June Bug, he realized, was as gray-skinned and dead-eyed as a corpse. Very quietly, she said, "Things are a tangled mess in Oria. I'm still working on it."
He chewed on the corner of his mouth for a moment, then said, "Keep at it; let me know when you get something." He turned to the rest of the Sentinels. "Any rebound from our work in Oria that we didn't completely buffer?"
Granger sighed. "Unfortunately. We managed to rebound an approved subdivision construction project in Laurinburg all the way to oblivion."
George Mercer, who'd arrived while Eric was at Lauren's, said, "One of my clients paged me about ten minutes ago; when I called him back, he was three inches from killing someone. Blue's Farm Estates was ready to roll—permits, money, backing, everything. And right after we got back, the whole damned thing fell through from top to bottom. Loan got canceled, backers dropped out, Billy started getting calls that his permits weren't in order and he was going to have to reapply but that any new application would have a hard time getting approved because he hadn't done things right the first time through. Except he had. He's chewing nails."
"We crashed a subdivision?"
"It makes sense," Granger said, "in a stupid sort of way. When I untangled the spells, the majority of them felt like nothing more than home redecorating. Path of the rebound's least resistance after we failed to buffer it all would be through home construction."
"Lord have mercy," Eric whispered. "That lightning storm and the explosions and the kick of that thing were home redecorating?"
"Spellcaster was a complete novice," Granger said flatly. "Too much energy, no direction, and everything but the kitchen sink tangled up in the middle of the mess." He managed a weak smile. "Or in this case, everything including the kitchen sink."

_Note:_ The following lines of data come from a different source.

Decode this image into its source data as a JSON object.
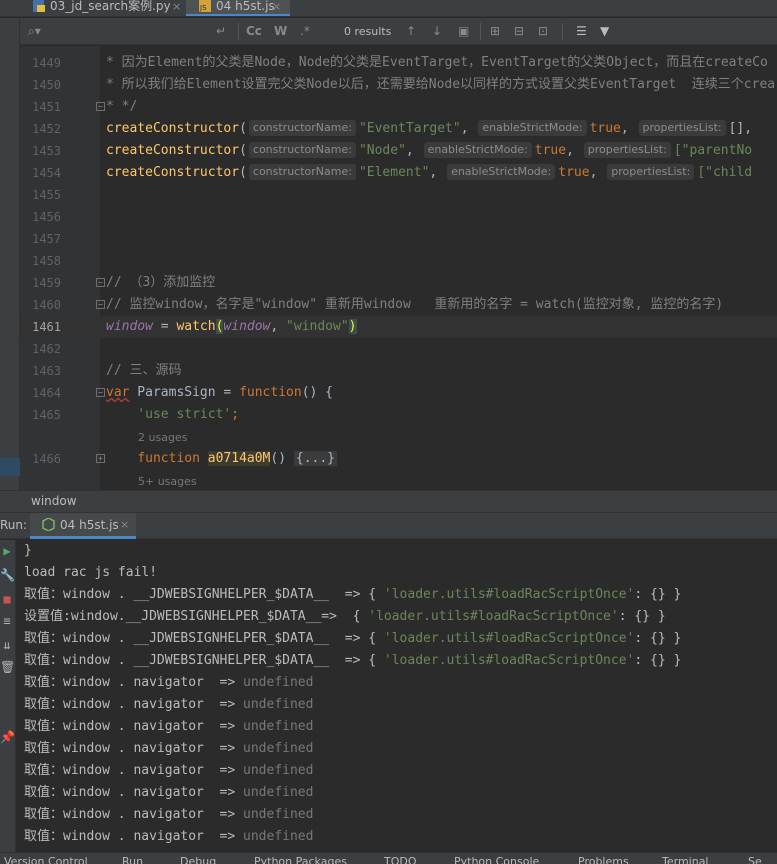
{
  "tabs": [
    {
      "label": "03_jd_search案例.py",
      "icon": "python-file-icon"
    },
    {
      "label": "04 h5st.js",
      "icon": "js-file-icon",
      "active": true
    }
  ],
  "search": {
    "placeholder": "",
    "results": "0 results",
    "match_case": "Cc",
    "words": "W",
    "regex": ".*"
  },
  "editor": {
    "lines": [
      {
        "num": "1449",
        "segments": [
          {
            "t": "* 因为Element的父类是Node，Node的父类是EventTarget，EventTarget的父类Object，而且在createCo",
            "c": "comment"
          }
        ]
      },
      {
        "num": "1450",
        "segments": [
          {
            "t": "* 所以我们给Element设置完父类Node以后，还需要给Node以同样的方式设置父类EventTarget  连续三个crea",
            "c": "comment"
          }
        ]
      },
      {
        "num": "1451",
        "segments": [
          {
            "t": "* */",
            "c": "comment"
          }
        ]
      },
      {
        "num": "1452",
        "segments": [
          {
            "t": "createConstructor",
            "c": "fn"
          },
          {
            "t": "(",
            "c": ""
          },
          {
            "hint": "constructorName:"
          },
          {
            "t": "\"EventTarget\"",
            "c": "str"
          },
          {
            "t": ", ",
            "c": ""
          },
          {
            "hint": "enableStrictMode:"
          },
          {
            "t": "true",
            "c": "kw"
          },
          {
            "t": ", ",
            "c": ""
          },
          {
            "hint": "propertiesList:"
          },
          {
            "t": "[],",
            "c": ""
          }
        ]
      },
      {
        "num": "1453",
        "segments": [
          {
            "t": "createConstructor",
            "c": "fn"
          },
          {
            "t": "(",
            "c": ""
          },
          {
            "hint": "constructorName:"
          },
          {
            "t": "\"Node\"",
            "c": "str"
          },
          {
            "t": ", ",
            "c": ""
          },
          {
            "hint": "enableStrictMode:"
          },
          {
            "t": "true",
            "c": "kw"
          },
          {
            "t": ", ",
            "c": ""
          },
          {
            "hint": "propertiesList:"
          },
          {
            "t": "[\"parentNo",
            "c": "str"
          }
        ]
      },
      {
        "num": "1454",
        "segments": [
          {
            "t": "createConstructor",
            "c": "fn"
          },
          {
            "t": "(",
            "c": ""
          },
          {
            "hint": "constructorName:"
          },
          {
            "t": "\"Element\"",
            "c": "str"
          },
          {
            "t": ", ",
            "c": ""
          },
          {
            "hint": "enableStrictMode:"
          },
          {
            "t": "true",
            "c": "kw"
          },
          {
            "t": ", ",
            "c": ""
          },
          {
            "hint": "propertiesList:"
          },
          {
            "t": "[\"child",
            "c": "str"
          }
        ]
      },
      {
        "num": "1455",
        "segments": []
      },
      {
        "num": "1456",
        "segments": []
      },
      {
        "num": "1457",
        "segments": []
      },
      {
        "num": "1458",
        "segments": []
      },
      {
        "num": "1459",
        "segments": [
          {
            "t": "// （3）添加监控",
            "c": "comment"
          }
        ]
      },
      {
        "num": "1460",
        "segments": [
          {
            "t": "// 监控window，名字是\"window\" 重新用window   重新用的名字 = watch(监控对象, 监控的名字)",
            "c": "comment"
          }
        ]
      },
      {
        "num": "1461",
        "segments": [
          {
            "t": "window",
            "c": "glob"
          },
          {
            "t": " = ",
            "c": ""
          },
          {
            "t": "watch",
            "c": "fn"
          },
          {
            "t": "(",
            "c": "paren"
          },
          {
            "t": "window",
            "c": "glob"
          },
          {
            "t": ", ",
            "c": ""
          },
          {
            "t": "\"window\"",
            "c": "str"
          },
          {
            "t": ")",
            "c": "paren"
          }
        ],
        "current": true
      },
      {
        "num": "1462",
        "segments": []
      },
      {
        "num": "1463",
        "segments": [
          {
            "t": "// 三、源码",
            "c": "comment"
          }
        ]
      },
      {
        "num": "1464",
        "segments": [
          {
            "t": "var",
            "c": "kwwavy"
          },
          {
            "t": " ParamsSign = ",
            "c": ""
          },
          {
            "t": "function",
            "c": "kw"
          },
          {
            "t": "() {",
            "c": ""
          }
        ]
      },
      {
        "num": "1465",
        "segments": [
          {
            "t": "    'use strict'",
            "c": "str"
          },
          {
            "t": ";",
            "c": "kw"
          }
        ]
      },
      {
        "num": "1466",
        "segments": [
          {
            "t": "    ",
            "c": ""
          },
          {
            "t": "function",
            "c": "kw"
          },
          {
            "t": " ",
            "c": ""
          },
          {
            "t": "a0714a0M",
            "c": "fnhl"
          },
          {
            "t": "() ",
            "c": ""
          },
          {
            "t": "{...}",
            "c": "folded"
          }
        ]
      }
    ],
    "usages_1": "2 usages",
    "usages_2": "5+ usages"
  },
  "breadcrumb": "window",
  "run": {
    "label": "Run:",
    "tab": "04 h5st.js"
  },
  "console": [
    {
      "parts": [
        {
          "t": "}"
        }
      ]
    },
    {
      "parts": [
        {
          "t": "load rac js fail!"
        }
      ]
    },
    {
      "parts": [
        {
          "t": "取值：window . __JDWEBSIGNHELPER_$DATA__  => { "
        },
        {
          "t": "'loader.utils#loadRacScriptOnce'",
          "c": "str"
        },
        {
          "t": ": {} }"
        }
      ]
    },
    {
      "parts": [
        {
          "t": "设置值:window.__JDWEBSIGNHELPER_$DATA__=>  { "
        },
        {
          "t": "'loader.utils#loadRacScriptOnce'",
          "c": "str"
        },
        {
          "t": ": {} }"
        }
      ]
    },
    {
      "parts": [
        {
          "t": "取值：window . __JDWEBSIGNHELPER_$DATA__  => { "
        },
        {
          "t": "'loader.utils#loadRacScriptOnce'",
          "c": "str"
        },
        {
          "t": ": {} }"
        }
      ]
    },
    {
      "parts": [
        {
          "t": "取值：window . __JDWEBSIGNHELPER_$DATA__  => { "
        },
        {
          "t": "'loader.utils#loadRacScriptOnce'",
          "c": "str"
        },
        {
          "t": ": {} }"
        }
      ]
    },
    {
      "parts": [
        {
          "t": "取值：window . navigator  => "
        },
        {
          "t": "undefined",
          "c": "undef"
        }
      ]
    },
    {
      "parts": [
        {
          "t": "取值：window . navigator  => "
        },
        {
          "t": "undefined",
          "c": "undef"
        }
      ]
    },
    {
      "parts": [
        {
          "t": "取值：window . navigator  => "
        },
        {
          "t": "undefined",
          "c": "undef"
        }
      ]
    },
    {
      "parts": [
        {
          "t": "取值：window . navigator  => "
        },
        {
          "t": "undefined",
          "c": "undef"
        }
      ]
    },
    {
      "parts": [
        {
          "t": "取值：window . navigator  => "
        },
        {
          "t": "undefined",
          "c": "undef"
        }
      ]
    },
    {
      "parts": [
        {
          "t": "取值：window . navigator  => "
        },
        {
          "t": "undefined",
          "c": "undef"
        }
      ]
    },
    {
      "parts": [
        {
          "t": "取值：window . navigator  => "
        },
        {
          "t": "undefined",
          "c": "undef"
        }
      ]
    },
    {
      "parts": [
        {
          "t": "取值：window . navigator  => "
        },
        {
          "t": "undefined",
          "c": "undef"
        }
      ]
    }
  ],
  "statusbar": [
    "Version Control",
    "Run",
    "Debug",
    "Python Packages",
    "TODO",
    "Python Console",
    "Problems",
    "Terminal",
    "Se"
  ],
  "colors": {
    "accent": "#4a88c7",
    "string": "#6a8759",
    "keyword": "#cc7832",
    "function": "#ffc66d",
    "comment": "#808080"
  }
}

"So how did a novice's home-redecorating spell precipitate a class-five rebound breakthrough?"
"It didn't," June Bug said from over in her corner, where she still stared into the glowing hand mirror. "It doesn't look like we touched that at all."

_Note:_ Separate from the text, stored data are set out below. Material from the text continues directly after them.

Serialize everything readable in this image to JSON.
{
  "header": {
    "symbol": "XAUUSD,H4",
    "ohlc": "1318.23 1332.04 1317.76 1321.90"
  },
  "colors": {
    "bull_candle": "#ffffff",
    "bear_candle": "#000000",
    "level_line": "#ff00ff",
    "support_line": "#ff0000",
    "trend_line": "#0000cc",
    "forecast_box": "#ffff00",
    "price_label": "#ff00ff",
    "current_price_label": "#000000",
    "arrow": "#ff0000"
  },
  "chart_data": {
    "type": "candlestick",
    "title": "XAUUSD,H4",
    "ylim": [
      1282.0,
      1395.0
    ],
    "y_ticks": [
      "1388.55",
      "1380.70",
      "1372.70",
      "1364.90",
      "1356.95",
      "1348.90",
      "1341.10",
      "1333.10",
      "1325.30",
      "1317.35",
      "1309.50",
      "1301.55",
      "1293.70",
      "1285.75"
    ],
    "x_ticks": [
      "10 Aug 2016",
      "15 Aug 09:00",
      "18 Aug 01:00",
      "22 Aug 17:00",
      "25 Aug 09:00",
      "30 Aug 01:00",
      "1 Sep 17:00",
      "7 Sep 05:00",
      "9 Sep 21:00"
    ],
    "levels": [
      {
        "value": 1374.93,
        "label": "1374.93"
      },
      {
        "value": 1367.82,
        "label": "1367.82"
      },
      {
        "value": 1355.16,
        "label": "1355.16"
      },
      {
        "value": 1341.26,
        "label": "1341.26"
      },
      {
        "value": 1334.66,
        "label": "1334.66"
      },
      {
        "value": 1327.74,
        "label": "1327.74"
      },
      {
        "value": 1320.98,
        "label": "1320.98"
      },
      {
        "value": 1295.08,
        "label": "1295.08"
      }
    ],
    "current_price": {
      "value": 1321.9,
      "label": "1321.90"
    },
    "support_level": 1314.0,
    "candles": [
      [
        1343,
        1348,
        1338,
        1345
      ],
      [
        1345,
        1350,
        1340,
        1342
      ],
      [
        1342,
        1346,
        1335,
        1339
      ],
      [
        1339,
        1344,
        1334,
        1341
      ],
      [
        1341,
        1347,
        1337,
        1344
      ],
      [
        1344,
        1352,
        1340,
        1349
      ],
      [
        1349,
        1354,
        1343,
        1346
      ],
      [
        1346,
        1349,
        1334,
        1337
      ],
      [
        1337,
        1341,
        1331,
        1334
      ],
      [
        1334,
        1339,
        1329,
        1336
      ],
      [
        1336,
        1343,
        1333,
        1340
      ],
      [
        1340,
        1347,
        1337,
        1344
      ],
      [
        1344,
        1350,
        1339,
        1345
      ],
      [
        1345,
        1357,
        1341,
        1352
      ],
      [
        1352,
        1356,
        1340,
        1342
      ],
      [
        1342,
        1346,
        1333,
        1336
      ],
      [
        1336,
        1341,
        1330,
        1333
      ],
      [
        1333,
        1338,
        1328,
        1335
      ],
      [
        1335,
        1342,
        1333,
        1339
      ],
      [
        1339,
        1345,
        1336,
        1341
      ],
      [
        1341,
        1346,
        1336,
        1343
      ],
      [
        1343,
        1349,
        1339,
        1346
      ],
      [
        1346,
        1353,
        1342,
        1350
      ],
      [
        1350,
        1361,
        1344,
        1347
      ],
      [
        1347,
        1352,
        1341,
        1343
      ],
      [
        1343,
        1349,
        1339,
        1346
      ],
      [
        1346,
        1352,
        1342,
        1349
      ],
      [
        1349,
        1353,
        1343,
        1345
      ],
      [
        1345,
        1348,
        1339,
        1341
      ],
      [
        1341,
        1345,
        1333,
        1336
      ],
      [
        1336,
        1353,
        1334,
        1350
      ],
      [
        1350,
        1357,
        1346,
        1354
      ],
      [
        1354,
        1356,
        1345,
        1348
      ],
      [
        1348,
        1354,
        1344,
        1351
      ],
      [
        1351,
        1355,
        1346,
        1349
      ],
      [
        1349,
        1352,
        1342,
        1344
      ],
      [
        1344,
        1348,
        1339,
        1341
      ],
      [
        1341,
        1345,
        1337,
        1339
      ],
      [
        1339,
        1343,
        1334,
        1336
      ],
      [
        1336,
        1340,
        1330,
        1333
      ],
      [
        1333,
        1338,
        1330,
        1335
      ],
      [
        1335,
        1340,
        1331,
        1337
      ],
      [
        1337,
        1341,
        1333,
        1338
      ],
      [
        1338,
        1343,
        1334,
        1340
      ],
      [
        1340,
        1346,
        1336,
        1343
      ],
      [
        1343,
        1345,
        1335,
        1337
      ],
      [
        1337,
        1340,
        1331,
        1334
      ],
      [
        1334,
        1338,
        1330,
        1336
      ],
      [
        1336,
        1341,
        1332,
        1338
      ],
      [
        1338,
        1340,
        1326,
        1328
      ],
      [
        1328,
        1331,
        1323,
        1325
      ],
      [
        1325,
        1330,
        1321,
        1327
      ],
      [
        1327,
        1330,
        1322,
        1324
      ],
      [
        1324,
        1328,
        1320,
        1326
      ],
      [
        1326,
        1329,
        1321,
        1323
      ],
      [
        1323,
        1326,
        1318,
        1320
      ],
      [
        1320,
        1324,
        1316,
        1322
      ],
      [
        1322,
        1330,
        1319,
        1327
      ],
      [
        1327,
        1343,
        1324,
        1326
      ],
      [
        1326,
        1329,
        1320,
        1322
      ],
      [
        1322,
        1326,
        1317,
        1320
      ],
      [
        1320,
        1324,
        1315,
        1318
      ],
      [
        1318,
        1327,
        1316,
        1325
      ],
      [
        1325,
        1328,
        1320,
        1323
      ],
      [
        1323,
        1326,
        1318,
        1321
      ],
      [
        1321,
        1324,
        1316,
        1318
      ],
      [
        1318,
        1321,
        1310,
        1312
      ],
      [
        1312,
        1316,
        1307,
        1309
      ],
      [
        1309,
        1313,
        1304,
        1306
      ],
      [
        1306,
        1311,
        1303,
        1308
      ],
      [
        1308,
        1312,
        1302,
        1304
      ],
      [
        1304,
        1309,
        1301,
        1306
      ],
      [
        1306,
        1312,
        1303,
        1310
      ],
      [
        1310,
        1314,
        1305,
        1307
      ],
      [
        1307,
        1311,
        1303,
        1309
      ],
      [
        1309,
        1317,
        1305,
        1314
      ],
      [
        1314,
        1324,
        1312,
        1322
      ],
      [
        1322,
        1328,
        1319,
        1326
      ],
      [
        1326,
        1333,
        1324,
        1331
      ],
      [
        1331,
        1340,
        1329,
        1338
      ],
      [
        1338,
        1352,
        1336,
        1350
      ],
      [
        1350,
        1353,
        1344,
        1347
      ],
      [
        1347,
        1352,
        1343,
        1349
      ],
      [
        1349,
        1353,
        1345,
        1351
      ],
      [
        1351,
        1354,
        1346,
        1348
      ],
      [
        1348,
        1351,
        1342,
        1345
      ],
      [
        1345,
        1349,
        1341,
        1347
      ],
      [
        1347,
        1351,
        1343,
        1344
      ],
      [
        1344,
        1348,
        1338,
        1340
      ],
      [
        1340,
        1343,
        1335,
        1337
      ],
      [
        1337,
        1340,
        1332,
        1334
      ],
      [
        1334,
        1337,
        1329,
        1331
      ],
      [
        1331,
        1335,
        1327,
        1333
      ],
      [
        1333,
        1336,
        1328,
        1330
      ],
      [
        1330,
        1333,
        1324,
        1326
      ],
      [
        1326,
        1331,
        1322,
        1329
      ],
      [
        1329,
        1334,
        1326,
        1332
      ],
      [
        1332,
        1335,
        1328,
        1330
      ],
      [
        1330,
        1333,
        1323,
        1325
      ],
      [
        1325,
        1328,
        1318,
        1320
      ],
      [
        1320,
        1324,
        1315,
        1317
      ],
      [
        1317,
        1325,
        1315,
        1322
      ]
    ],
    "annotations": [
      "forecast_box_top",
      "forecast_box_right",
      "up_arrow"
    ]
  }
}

The whole world seemed to hang suspended in utter silence for one long, terrible moment. Three billion people, Eric thought, trying to grasp what he and the other Sentinels faced. Three billion lives would cease to exist in the next three months unless they could find the source of the breakthrough and reverse it. Roughly one out of every two people he kn
ew would die—and the roll of Life's dice being what it was, perhaps everyone he knew would die. Perhaps he would die. And unraveling that nastiness in Oria—that nastiness that had kicked the shit out of five veteran Sentinels—hadn't helped at all.

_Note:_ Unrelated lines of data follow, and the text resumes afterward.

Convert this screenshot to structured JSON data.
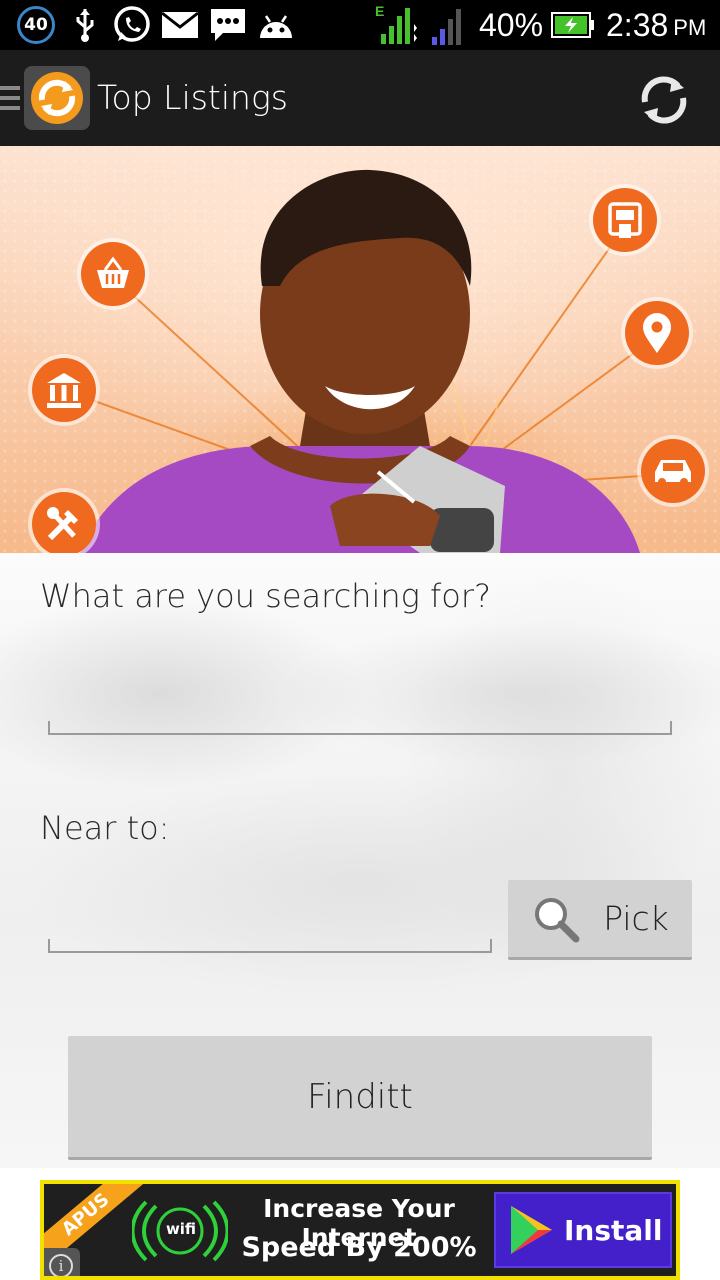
{
  "status_bar": {
    "notification_count": "40",
    "battery": "40%",
    "time": "2:38",
    "time_suffix": "PM",
    "network_type": "E",
    "icons": [
      "usb-icon",
      "whatsapp-icon",
      "gmail-icon",
      "message-icon",
      "android-icon",
      "signal-icon",
      "battery-icon"
    ]
  },
  "action_bar": {
    "title": "Top Listings",
    "icons": [
      "drawer-icon",
      "app-logo-icon",
      "refresh-icon"
    ]
  },
  "banner": {
    "icons": [
      "basket-icon",
      "bank-icon",
      "tools-icon",
      "atm-icon",
      "location-pin-icon",
      "car-icon"
    ]
  },
  "form": {
    "search_label": "What are you searching for?",
    "search_value": "",
    "near_label": "Near to:",
    "near_value": "",
    "pick_label": "Pick",
    "submit_label": "Finditt"
  },
  "ad": {
    "ribbon": "APUS",
    "wifi_label": "wifi",
    "line1": "Increase Your Internet",
    "line2": "Speed By 200%",
    "install_label": "Install",
    "info_label": "i"
  },
  "colors": {
    "status_bar": "#000000",
    "action_bar": "#1c1c1c",
    "accent_orange": "#ef6a1f",
    "button": "#d2d2d2",
    "ad_border": "#f2e100",
    "ad_install": "#4320c9"
  }
}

"We cleared that source of magic completely?" he asked.
"Yes. Now I'm trying to untangle a mess." June Bug's voice was cold and hard and angry.
"What sort of a mess? What have you found?"
"We have a source of massive magical expenditure southwest of us. Absolutely enormous. It's clear, unshielded, and has the marks of being done by a novice. But I can't find any sign of breakthrough from it, or even of rebound. On the other hand, I read very faint, very dark traces of an entirely different sort of magic with an iffy directional of north and west. This magic feels like the source of our trouble; it's small and tight and professionally neat. But it has also been very carefully shielded and disguised."